Today’s post is from the Physician On FIRE, a doctor who writes about financial independence, retiring early, and physician’s issues at www.PhysicianOnFIRE.com.
About a year ago, at age 39, I was studying for an exam required to maintain my status as a board-certified anesthesiologist. Most of the study materials were only peripherally related to my actual job, and the practice questions were equally inane. I started wondering if I would have to repeat the process in 10 years. A google search between study sessions quickly opened my eyes to the concepts of Financial Independence and Retiring Early. RetireBy40 was one of those links and I am grateful to Joe and others for sharing their stories so openly.
Living a relatively frugal life compared to most physicians, and having taken an interest in managing my own finances positioned me pretty well after 9 years in practice. Once I tracked our expenses more closely and sold a house where we once lived, the numbers lined up beautifully. With 25 years of expenses in my portfolio, most of which would be immediately available in early retirement, I could call myself Financially Independent. Fantastic!
So I gave 2 weeks notice. I made note of the accomplishment and showed my wife the numbers, and well… not much has changed since then. Eventually, I started a blog of my own to share the concept of Financial Independence to physicians and others with similar professions and income, but other than that, life has been status quo. I’m most definitely on board with an early retirement, but for me, it can wait another 5 to 10 years.

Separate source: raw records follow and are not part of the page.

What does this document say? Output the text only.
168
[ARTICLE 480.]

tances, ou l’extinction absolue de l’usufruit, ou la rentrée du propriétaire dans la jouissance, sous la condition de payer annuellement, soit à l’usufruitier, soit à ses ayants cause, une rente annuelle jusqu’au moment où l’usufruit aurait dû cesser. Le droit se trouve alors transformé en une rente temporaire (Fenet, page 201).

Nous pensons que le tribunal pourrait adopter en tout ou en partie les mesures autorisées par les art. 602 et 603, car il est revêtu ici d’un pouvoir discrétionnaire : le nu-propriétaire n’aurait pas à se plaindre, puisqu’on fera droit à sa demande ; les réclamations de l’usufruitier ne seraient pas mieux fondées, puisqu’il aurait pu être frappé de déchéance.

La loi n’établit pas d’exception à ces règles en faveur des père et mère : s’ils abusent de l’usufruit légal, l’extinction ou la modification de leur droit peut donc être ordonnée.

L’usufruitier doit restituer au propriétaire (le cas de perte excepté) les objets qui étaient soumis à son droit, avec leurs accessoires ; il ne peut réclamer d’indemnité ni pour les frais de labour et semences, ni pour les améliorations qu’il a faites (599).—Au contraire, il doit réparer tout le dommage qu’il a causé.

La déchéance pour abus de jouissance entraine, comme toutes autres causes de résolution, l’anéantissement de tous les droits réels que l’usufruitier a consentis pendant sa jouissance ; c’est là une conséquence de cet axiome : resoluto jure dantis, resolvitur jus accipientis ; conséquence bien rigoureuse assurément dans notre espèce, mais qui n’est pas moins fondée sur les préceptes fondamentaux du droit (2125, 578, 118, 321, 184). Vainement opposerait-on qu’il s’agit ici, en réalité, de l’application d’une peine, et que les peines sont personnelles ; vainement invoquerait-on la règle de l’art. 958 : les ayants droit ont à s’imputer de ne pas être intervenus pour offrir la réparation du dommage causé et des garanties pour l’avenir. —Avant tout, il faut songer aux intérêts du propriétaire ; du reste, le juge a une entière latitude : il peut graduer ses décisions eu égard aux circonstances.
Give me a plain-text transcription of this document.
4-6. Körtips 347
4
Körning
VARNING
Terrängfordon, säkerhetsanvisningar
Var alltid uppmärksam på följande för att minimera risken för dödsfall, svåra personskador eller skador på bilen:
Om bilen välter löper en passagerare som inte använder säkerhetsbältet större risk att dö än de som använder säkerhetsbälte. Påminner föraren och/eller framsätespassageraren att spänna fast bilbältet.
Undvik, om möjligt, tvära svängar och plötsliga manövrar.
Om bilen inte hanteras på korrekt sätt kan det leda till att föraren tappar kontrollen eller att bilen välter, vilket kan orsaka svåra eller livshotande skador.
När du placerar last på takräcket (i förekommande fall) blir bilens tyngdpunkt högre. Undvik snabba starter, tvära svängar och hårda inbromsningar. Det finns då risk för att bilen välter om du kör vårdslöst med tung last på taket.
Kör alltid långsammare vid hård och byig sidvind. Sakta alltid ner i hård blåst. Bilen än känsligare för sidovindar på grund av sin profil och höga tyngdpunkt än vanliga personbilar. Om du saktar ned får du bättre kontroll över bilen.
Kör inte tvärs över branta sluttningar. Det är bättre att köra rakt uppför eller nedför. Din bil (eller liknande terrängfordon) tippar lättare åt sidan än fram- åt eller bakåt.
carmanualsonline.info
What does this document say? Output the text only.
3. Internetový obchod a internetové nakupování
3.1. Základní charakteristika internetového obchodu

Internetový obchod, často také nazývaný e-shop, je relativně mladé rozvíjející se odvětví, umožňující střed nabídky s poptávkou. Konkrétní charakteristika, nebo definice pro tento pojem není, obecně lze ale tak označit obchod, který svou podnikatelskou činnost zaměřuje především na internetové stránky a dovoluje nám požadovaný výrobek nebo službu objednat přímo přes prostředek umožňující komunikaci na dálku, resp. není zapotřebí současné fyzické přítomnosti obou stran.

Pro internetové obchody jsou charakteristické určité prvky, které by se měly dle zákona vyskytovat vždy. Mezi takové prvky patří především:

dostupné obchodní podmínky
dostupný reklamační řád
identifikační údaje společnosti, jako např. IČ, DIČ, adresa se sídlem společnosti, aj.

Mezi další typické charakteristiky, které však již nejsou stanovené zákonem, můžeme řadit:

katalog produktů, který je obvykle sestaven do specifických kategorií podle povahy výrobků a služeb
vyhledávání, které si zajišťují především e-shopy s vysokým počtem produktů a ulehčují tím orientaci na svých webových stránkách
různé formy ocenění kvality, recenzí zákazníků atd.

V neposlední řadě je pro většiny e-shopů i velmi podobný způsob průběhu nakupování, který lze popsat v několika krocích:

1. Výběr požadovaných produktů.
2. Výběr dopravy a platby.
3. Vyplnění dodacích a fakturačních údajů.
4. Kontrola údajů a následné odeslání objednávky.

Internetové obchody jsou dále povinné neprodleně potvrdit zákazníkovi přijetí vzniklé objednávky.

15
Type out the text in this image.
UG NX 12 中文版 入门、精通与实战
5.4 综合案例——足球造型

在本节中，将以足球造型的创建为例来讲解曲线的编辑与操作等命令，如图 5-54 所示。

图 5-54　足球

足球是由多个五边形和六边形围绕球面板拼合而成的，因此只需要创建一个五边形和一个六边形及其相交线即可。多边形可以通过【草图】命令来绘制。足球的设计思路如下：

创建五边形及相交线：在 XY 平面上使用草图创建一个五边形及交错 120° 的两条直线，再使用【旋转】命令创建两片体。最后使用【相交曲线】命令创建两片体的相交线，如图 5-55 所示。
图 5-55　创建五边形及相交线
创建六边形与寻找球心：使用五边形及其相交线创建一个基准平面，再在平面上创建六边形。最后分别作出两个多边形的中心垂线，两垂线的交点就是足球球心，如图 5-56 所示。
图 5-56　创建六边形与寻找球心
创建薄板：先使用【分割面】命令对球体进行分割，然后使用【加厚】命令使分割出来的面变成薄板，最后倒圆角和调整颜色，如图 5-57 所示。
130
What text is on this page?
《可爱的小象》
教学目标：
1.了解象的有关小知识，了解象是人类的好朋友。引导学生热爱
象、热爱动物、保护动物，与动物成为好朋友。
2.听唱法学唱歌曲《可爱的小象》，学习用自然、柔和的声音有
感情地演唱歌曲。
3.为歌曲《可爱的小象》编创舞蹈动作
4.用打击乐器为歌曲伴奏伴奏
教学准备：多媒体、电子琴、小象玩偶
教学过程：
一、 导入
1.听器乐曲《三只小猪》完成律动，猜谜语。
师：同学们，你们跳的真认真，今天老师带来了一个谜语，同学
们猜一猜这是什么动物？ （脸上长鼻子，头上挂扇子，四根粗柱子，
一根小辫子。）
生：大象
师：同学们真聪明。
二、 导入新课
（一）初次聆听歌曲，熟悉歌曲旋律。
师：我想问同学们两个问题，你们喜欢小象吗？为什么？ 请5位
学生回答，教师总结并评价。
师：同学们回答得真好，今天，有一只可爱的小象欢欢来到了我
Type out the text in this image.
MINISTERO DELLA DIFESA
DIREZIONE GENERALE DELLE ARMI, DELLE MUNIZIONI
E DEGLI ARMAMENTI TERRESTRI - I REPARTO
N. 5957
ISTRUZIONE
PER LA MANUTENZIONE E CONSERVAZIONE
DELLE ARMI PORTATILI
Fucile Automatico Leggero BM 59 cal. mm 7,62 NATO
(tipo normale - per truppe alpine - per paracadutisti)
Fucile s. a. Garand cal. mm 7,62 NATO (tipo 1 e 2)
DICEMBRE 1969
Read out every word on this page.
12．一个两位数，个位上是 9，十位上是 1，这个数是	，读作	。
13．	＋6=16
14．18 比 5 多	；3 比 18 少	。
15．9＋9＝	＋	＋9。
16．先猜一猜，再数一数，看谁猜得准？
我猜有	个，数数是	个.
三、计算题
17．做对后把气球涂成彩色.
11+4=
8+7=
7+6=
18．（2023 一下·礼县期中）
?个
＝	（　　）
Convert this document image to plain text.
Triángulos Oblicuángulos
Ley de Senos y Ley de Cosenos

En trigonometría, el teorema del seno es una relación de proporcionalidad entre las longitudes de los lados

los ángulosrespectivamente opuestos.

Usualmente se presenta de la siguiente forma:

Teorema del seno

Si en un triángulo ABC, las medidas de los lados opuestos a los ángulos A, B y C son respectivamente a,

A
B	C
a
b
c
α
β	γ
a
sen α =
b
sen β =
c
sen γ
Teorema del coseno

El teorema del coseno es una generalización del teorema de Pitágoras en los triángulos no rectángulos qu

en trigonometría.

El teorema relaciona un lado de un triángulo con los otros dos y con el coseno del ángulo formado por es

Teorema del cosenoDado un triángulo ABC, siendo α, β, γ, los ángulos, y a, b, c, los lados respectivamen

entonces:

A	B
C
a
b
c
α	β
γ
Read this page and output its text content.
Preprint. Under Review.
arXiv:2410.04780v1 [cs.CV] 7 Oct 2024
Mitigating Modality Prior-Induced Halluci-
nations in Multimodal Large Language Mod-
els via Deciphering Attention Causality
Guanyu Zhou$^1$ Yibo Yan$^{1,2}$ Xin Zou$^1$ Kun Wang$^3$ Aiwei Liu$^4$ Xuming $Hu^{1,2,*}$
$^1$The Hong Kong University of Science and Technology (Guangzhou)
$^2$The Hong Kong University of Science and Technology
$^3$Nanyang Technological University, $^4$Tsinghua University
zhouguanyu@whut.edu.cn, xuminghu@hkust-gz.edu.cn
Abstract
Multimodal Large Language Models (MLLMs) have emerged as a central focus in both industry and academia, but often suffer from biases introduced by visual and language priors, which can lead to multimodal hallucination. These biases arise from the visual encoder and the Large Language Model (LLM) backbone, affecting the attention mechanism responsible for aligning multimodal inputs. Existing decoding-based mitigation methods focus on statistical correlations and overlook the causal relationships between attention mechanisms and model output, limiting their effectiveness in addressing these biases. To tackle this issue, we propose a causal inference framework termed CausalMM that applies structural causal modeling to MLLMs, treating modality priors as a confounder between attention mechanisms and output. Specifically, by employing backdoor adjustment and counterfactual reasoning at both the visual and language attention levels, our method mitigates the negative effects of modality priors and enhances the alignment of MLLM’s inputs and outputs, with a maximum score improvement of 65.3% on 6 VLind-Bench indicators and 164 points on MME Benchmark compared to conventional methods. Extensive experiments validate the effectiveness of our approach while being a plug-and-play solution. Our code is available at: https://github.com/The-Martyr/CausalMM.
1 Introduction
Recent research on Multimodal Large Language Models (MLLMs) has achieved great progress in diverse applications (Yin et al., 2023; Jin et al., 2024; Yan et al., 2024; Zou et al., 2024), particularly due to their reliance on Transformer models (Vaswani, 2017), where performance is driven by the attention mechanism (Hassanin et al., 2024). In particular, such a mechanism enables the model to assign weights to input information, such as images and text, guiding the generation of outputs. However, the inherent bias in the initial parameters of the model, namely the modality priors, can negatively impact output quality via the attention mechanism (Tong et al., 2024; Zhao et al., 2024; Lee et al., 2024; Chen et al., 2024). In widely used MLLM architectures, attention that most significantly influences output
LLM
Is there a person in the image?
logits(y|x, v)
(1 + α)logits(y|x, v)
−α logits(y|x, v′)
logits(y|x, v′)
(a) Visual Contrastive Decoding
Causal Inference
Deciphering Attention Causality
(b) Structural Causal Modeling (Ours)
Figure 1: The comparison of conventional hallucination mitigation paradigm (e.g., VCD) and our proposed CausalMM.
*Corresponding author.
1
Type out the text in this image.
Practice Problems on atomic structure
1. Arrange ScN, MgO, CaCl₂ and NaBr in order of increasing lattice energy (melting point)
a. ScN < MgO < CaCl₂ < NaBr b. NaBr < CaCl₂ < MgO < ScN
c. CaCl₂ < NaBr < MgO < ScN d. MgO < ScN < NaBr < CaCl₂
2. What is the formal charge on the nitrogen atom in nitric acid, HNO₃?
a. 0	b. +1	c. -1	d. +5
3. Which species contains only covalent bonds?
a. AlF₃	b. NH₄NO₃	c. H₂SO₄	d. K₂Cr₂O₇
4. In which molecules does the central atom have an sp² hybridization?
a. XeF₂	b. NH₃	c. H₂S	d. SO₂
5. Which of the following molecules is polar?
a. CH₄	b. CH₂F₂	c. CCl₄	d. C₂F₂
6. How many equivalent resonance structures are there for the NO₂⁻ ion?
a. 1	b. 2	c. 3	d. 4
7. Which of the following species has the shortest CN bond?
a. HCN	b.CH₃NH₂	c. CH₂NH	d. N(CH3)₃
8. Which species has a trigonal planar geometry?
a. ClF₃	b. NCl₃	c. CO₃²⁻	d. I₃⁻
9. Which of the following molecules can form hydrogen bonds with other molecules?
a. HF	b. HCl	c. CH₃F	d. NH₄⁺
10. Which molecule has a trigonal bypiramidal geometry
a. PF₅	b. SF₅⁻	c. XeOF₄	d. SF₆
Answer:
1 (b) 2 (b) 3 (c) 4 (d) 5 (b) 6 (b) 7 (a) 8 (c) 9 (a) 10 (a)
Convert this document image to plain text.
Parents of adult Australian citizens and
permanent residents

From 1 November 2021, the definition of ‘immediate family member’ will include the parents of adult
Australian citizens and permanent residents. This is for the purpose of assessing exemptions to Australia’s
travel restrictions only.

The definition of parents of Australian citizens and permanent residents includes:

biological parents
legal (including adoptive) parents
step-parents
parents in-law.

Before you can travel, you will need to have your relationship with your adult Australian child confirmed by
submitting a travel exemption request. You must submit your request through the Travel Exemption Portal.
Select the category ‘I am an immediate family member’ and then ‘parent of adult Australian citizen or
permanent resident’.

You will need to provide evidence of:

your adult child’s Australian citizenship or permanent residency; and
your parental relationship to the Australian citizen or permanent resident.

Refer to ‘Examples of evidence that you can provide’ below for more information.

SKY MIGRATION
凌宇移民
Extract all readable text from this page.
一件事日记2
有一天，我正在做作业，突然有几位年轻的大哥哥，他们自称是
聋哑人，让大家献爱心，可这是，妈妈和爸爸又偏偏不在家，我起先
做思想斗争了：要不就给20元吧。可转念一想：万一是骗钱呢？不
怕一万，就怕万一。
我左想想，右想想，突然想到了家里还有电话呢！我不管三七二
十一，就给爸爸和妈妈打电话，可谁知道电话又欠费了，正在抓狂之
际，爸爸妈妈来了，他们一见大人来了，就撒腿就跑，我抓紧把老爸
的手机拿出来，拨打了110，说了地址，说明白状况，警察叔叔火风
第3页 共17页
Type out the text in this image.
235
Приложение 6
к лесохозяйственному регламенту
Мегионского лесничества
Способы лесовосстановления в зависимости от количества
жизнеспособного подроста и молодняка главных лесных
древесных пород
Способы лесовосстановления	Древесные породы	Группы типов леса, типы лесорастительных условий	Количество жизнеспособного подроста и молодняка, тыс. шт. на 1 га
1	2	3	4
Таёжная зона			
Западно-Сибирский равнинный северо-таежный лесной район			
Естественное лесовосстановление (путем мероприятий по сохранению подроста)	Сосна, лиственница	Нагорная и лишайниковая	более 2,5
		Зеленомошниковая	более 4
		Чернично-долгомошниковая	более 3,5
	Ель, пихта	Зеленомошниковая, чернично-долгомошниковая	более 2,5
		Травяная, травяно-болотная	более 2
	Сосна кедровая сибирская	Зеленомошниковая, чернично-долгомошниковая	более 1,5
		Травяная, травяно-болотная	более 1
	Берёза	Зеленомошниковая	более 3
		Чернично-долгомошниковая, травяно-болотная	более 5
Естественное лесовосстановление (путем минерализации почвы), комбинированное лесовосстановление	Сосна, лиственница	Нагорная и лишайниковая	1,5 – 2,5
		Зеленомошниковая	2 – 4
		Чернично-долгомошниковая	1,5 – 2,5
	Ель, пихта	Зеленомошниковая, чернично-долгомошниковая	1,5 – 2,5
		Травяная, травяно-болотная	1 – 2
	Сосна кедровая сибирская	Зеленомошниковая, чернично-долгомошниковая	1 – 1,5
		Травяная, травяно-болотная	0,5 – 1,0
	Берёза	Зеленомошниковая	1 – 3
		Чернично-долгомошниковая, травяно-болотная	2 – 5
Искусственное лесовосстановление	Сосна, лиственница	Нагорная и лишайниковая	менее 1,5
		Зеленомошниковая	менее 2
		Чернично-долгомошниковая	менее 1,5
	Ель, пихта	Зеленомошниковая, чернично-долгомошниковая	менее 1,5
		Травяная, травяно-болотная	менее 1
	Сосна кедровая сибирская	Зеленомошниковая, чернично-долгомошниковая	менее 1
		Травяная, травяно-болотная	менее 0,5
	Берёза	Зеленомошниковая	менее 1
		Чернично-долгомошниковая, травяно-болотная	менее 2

Why did I choose not to Retire by 40?
1. It took a lot of time and effort to get here.
I made a large investment of my time and money towards education and training. In college, I studied dutifully to get excellent grades and smoke the MCAT exam. I volunteered and performed research to help my medical school application stand out. In med school, I was fed information in a fashion frequently described metaphorically as drinking from a firehose. In residency, most workweeks were 60 to 80 hours long. I finished my training at age 30 with a healthy 5-figure debt.
To bust one’s butt for 12 years to only work 9 years on my own terms would not seem to be a good return on investment. If you are young, and want to retire by 40, medicine would not be a good choice. It can be a tough row to hoe, and choosing to become a doctor has been described as a “million dollar mistake“. On the other hand, if you’re into hard work, love science and people, and want to retire by 50, medicine might be a great choice. Many physicians wouldn’t recommend the career, but it has been good to me, so consider me among the minority.
2. I’d like a bigger cushion that even a few more years can provide.
The frequently used goal of 25x expenses to allow for a 4% initial withdrawal rate is proven to be safe based on historical returns for a 30-year retirement. I’ll be more comfortable with 33x to 50x, which I can realistically expect to have in 5 to 10 years by investing the majority of my take-home pay. That safety net will insure me better against a poor sequence of returns, a longer than average retirement (I’d better get more than 30 years!), unanticipated lifestyle inflation, etc… I’d rather have too much than too little. I may not need the excess, but there are plenty of charitable causes that do if I don’t identify a different need. I’m more than willing to work until my mid-to-late forties to help myself sleep better and perhaps help others down the road.
3. I still enjoy my job.
I enjoy my days off more than my workdays, but I went into anesthesia for a reason, and I still enjoy the job. It’s fast-paced, active work (I usually supervise multiple rooms) and I make people happy. I perform hands-on procedures with cool technology. I generally feel respected.
There are downsides, of course. It can be stressful and the days can be really long. I get called in from a deep sleep on a routine basis. I could live without certain aspects of my career, but there seems to be enough good to offset the bad. I feel strongly that I’ll like having no job even better, but I’m comfortable continuing on with this one for awhile longer.
4. Money doesn’t come from trees, and I want my boys to know that.
I have 2 young boys. I don’t want to retire when they’re too young to remember that I worked hard to provide for our family. I think it’s best for them to see firsthand that I make sacrifices to provide a good life for us. If I retire when they are in middle school, they will know that I wasn’t always home for dinner, and that I sometimes worked all night. I’m not saying I want them to go off to college thinking I was never around. I’m actually home quite a bit with a flexible schedule, and I don’t expect to be working when they’re in high school, either.
I also want them to be able to comprehend how I am able to retire when their friends’ parents will still be working. A pre-schooler isn’t going to grasp the concept of frugal living, paying yourself first, etc… I hope to make my early retirement a wonderful life lesson for them at a time when they can more fully appreciate it.
5. I care (too much) about what other people think.
I’d love to say I couldn’t care less about what my colleagues, friends, and family might think about an early exit from the workforce, but that would be a bald-faced lie. Retiring at 39 would have led to so many questions and judgments from just about everyone I know. I’ll still face those questions if I follow through with my plan and retire later on in my forties, but I will be in a more secure position financially and the extent of the earliness will have lessened. I will also have time to plant seeds of my plan or outright express it (as I am doing anonymously online) as my early exit draws nearer. For a physician, retiring at 45 or 49 seems more easily justifiable. Not that it should matter to me, but it does.